Луга вокруг Берхтесгадена были покрыты густой сочной зеленью; стога сена не нарушали этот колорит; глаз радовали обилие деревьев, уходящие в бесконечность горы, выстроившиеся в череду шести хребтов, их снежные вершины, вонзавшиеся в небо.

Раз в неделю Зигмунд арендовал экипаж и возил Марту в Берхтесгаден, чтобы побыть вдвоем несколько часов на свежем воздухе, побродить по узким улочкам, полюбоваться женщинами в национальных костюмах. Марте особенно нравились лавки Берхтесгадена, в красочно оформленных витринах которых были выставлены сотни предметов. Пекарни были заполнены глазированными тортами, шоколадом, взбитыми сливками.

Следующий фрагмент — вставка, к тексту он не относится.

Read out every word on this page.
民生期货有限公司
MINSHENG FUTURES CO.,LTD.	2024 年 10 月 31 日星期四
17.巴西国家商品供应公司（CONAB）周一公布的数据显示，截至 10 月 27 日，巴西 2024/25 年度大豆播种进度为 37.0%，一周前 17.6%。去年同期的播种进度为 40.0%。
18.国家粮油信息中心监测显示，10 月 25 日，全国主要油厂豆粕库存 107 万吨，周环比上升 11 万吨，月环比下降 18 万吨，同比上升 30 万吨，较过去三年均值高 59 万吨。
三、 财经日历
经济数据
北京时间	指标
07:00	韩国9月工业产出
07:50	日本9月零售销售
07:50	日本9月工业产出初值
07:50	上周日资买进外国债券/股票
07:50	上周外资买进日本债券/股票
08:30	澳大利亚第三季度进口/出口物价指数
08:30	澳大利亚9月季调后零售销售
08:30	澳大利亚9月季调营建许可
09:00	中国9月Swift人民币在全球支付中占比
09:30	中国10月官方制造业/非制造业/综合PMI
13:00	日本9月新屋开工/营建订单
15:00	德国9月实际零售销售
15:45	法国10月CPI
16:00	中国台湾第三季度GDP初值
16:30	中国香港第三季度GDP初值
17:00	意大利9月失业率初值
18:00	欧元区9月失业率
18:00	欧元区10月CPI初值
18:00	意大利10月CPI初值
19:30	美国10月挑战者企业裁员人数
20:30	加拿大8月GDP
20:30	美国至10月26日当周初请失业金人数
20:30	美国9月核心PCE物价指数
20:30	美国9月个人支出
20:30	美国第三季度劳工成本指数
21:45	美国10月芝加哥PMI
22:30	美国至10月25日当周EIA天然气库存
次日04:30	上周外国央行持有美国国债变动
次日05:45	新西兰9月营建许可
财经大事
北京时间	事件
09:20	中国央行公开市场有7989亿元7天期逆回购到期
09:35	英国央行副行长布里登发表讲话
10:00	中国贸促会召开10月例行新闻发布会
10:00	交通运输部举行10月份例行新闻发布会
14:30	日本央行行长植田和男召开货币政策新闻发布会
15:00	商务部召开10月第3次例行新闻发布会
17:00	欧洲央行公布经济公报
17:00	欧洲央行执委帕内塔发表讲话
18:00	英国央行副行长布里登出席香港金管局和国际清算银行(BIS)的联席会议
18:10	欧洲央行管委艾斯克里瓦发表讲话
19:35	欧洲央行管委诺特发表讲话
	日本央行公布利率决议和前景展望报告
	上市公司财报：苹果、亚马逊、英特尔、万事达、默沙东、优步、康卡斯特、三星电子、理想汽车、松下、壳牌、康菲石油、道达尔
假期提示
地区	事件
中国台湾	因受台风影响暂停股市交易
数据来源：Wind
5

Стены зданий были расписаны сельскими пейзажами, в особенности сценами уборки урожая. На мужчинах были кожаные штаны, высокие гольфы, тирольские шляпы, в руках – посохи, за спиной – рюкзаки. По воскресным дням жители прогуливались с цветами в руках: две розы или пара васильков. Марта и Зигмунд обычно заканчивали прогулку в Курзале, где на открытом воздухе пили пиво, читали местные газеты, а главным образом наблюдали за розовощекими, довольными жизнью горожанами, неторопливо проходившими мимо. Марта заметила:

– Боюсь, что здесь психоаналитику будет трудно заработать себе на жизнь. Здесь не только скот кажется сытым и довольным, но и люди. Можно подумать, что все им дается без труда. Зиги, могут ли быть неврозы здесь, в этом приветливом и красивом уголке?

– Могут. Когда я работал «вторым врачом» в психиатрической клинике Мейнерта, по меньшей мере половину пациентов составляли жители ферм и деревень.